Later, after the gig, while loading equipment into the bus baggage compartment, Creed noticed a pickup truck with Texas plates idling across the gravel parking lot. It was the same make and model of truck he had seen leave the Manchaca poker game in a cloud of dust after the foiled robbery attempt. He went in for another load, entering the back door of The Blarney Stone just after Trusty Joe and Tump carried out a heavy speaker cabinet, each man lifting a handle on the side of the plywood box.

“You think we'll have roadies some day?” Trusty said.

Tump answered. “I hope we get groupies first, then roadies.”

Inside, Lindsay was meticulously cleaning and stowing her equipment, pausing often to sip a whiskey sour or to take a drag from her Virginia Slim cigarette. She was always the last to load her equipment out and Creed knew she intentionally made slow progress so she wouldn't have to carry any of the equipment other than her own stuff, and even that she usually sweet-talked one of the guys into lugging for her.

Smirking at the prima donna tactics, Creed began wrapping a speaker chord around his palm and elbow, when he heard Trusty shouting at someone out in the parking lot.

“Huh? Can't hear you, man!” In a smaller voice, he asked Tump, “What'd he say?”

“Damned if I know,” Tump replied. “I'm damn near deaf as a post.”

“Hang on,” Trusty shouted.

Creed heard the speaker cabinet settle into the gravel. Growing suspicious, he dropped the chord he had been rolling and stepped out of the back door. He saw Trusty and Tump walking toward the truck with Texas plates.

“Wait, guys!” he shouted, trotting toward his bandmates. As Trusty and Tump turned to face him, the truck's wheels spun gravel across the parking lot and the vehicle shot out of sight down the blacktop road.

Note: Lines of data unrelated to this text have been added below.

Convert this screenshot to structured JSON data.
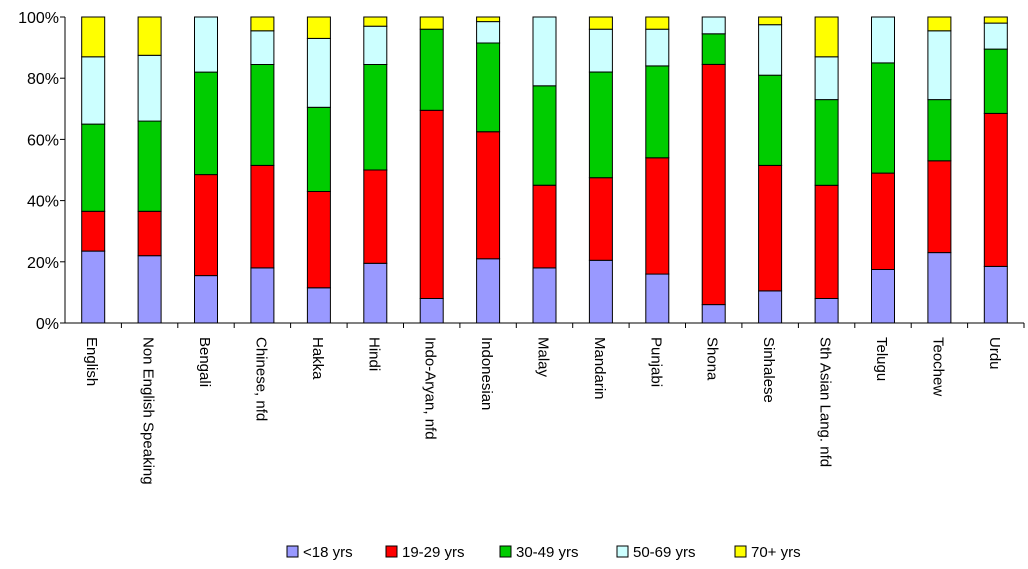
{
  "chart_data": {
    "type": "bar",
    "stacked": true,
    "percent": true,
    "title": "",
    "xlabel": "",
    "ylabel": "",
    "ylim": [
      0,
      100
    ],
    "yticks": [
      "0%",
      "20%",
      "40%",
      "60%",
      "80%",
      "100%"
    ],
    "grid": false,
    "legend_position": "bottom",
    "categories": [
      "English",
      "Non English Speaking",
      "Bengali",
      "Chinese, nfd",
      "Hakka",
      "Hindi",
      "Indo-Aryan, nfd",
      "Indonesian",
      "Malay",
      "Mandarin",
      "Punjabi",
      "Shona",
      "Sinhalese",
      "Sth Asian Lang. nfd",
      "Telugu",
      "Teochew",
      "Urdu"
    ],
    "series": [
      {
        "name": "<18 yrs",
        "color": "#9999ff",
        "values": [
          23.5,
          22,
          15.5,
          18,
          11.5,
          19.5,
          8,
          21,
          18,
          20.5,
          16,
          6,
          10.5,
          8,
          17.5,
          23,
          18.5
        ]
      },
      {
        "name": "19-29 yrs",
        "color": "#ff0000",
        "values": [
          13,
          14.5,
          33,
          33.5,
          31.5,
          30.5,
          61.5,
          41.5,
          27,
          27,
          38,
          78.5,
          41,
          37,
          31.5,
          30,
          50
        ]
      },
      {
        "name": "30-49 yrs",
        "color": "#00cc00",
        "values": [
          28.5,
          29.5,
          33.5,
          33,
          27.5,
          34.5,
          26.5,
          29,
          32.5,
          34.5,
          30,
          10,
          29.5,
          28,
          36,
          20,
          21
        ]
      },
      {
        "name": "50-69 yrs",
        "color": "#ccffff",
        "values": [
          22,
          21.5,
          18,
          11,
          22.5,
          12.5,
          0,
          7,
          22.5,
          14,
          12,
          5.5,
          16.5,
          14,
          15,
          22.5,
          8.5
        ]
      },
      {
        "name": "70+ yrs",
        "color": "#ffff00",
        "values": [
          13,
          12.5,
          0,
          4.5,
          7,
          3,
          4,
          1.5,
          0,
          4,
          4,
          0,
          2.5,
          13,
          0,
          4.5,
          2
        ]
      }
    ]
  }
}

“What was all that about?”

Trusty shrugged. “I think he was asking where we played next. Is that what you heard, Tump?”

Tump shrugged.

“Are you really deaf?”

“Huh?”

“No, really?”

“What? Speak up.”

“I said are you deaf!”

“Don't yell at me, man!”

Creed shook his head and walked back into The Blarney Stone. Something smelled fishy, but he couldn't quite put his finger on it. He could feel his hackles rising, like a wolf scenting a rival. Just then, Kathy stormed out of the back door of the tavern and stomped toward the bus.

“What's she pissed about?” Creed asked Luster, who stepped out behind her with a wad of cash in his hand.

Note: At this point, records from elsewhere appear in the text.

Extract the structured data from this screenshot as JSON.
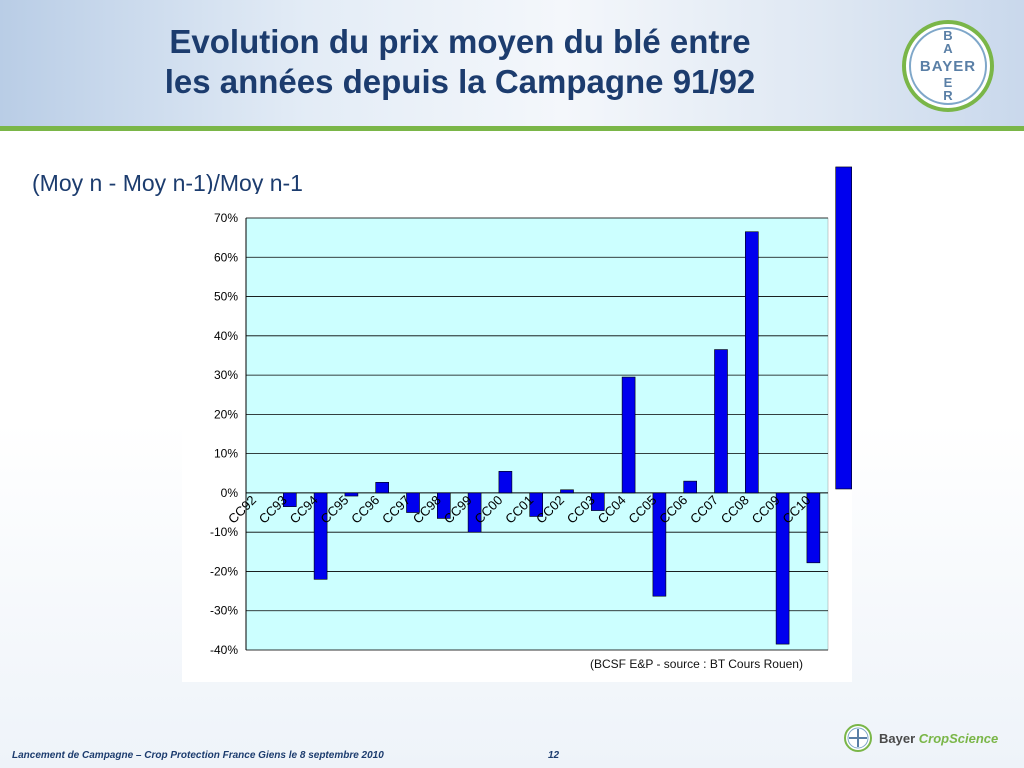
{
  "slide": {
    "title_line1": "Evolution du prix moyen du blé entre",
    "title_line2": "les années depuis la Campagne 91/92",
    "subtitle": "(Moy n - Moy n-1)/Moy n-1",
    "source_note": "(BCSF E&P - source : BT Cours Rouen)",
    "footer": "Lancement de Campagne – Crop Protection France Giens le 8 septembre 2010",
    "page_number": "12",
    "logo_text": "BAYER",
    "brand_name": "Bayer",
    "brand_division": "CropScience",
    "colors": {
      "bar": "#0000ee",
      "plot_bg": "#ccffff",
      "title": "#1c3c6e",
      "accent_green": "#7ab648"
    }
  },
  "chart_data": {
    "type": "bar",
    "title": "",
    "xlabel": "",
    "ylabel": "",
    "ylim": [
      -40,
      70
    ],
    "yticks": [
      "70%",
      "60%",
      "50%",
      "40%",
      "30%",
      "20%",
      "10%",
      "0%",
      "-10%",
      "-20%",
      "-30%",
      "-40%"
    ],
    "ytick_values": [
      70,
      60,
      50,
      40,
      30,
      20,
      10,
      0,
      -10,
      -20,
      -30,
      -40
    ],
    "categories": [
      "CC92",
      "CC93",
      "CC94",
      "CC95",
      "CC96",
      "CC97",
      "CC98",
      "CC99",
      "CC00",
      "CC01",
      "CC02",
      "CC03",
      "CC04",
      "CC05",
      "CC06",
      "CC07",
      "CC08",
      "CC09",
      "CC10"
    ],
    "values": [
      0,
      -3.5,
      -22,
      -0.8,
      2.7,
      -5,
      -6.5,
      -10,
      5.5,
      -6,
      0.8,
      -4.5,
      29.5,
      -26.3,
      3,
      36.5,
      66.5,
      -38.5,
      -17.8
    ],
    "extra_bar_value": 83,
    "grid": true,
    "legend": "none"
  }
}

“Oh, the son-of-a-bitch owner shorted us a hundred dollars.”

Creed cringed. “What for? That hole I put in the roof?”

“No. He said we exceeded our unlimited bar tab. Anyway, we got enough cash to get to Vegas. Let's load up, Hoss.”

“Forty-Roger on that, Boss.”

 

47

CHAPTER

“You what?” Franco growled, feeling the surge of anger. He glared at Sling, who was sitting across from him in the plush chairs of Papa Martini's office at The Castilian.

“I almost had him,” Sling claimed. “He was walking up to my truck when that guitar player came out and screwed the whole thing up.”

Franco jumped from his chair and pounced on Sling, grabbing him by the throat, knocking him out of his chair with a rugby field body block, pinning him to the floor. As the empty chair slammed against the floor, Franco drew his fist back, ready to punch.

“Don't hit me in the face,” the underling wheezed. “Not in the face!”

Franco complied by thumping Sling on his broken collarbone, inducing a howl that he quickly choked by clamping the breath out of Sling's trachea. He glared as the idiot gangster wannabe gripped his wrists helplessly, tears streaming from his eyes.

“Your job was to keep an eye on them from a distance. Not to try to do the job yourself. You don't get paid to think. Understand?”

Sling nodded his blue face as best he could with the killer mitts clamped on his throat. Franco turned him loose, got up, and straightened his silk suit as Sling wheezed and coughed on the floor.

“Get up, you bum! Pick up that chair!”

Sling dragged himself to his knees, righted the chair, and used it to pull himself to his feet.

“What did you just learn?”

“I don't get paid to think,” Sling said hoarsely. “Only…”

“Only what?”

“Only, I haven't been paid in a while.”

Franco turned to his father, who had sat and watched the whole confrontation with pride. “You believe this puke, Pop?” He turned back to Sling. “You've got a room in The Castilian, don't you? A meal card, a bar tab?”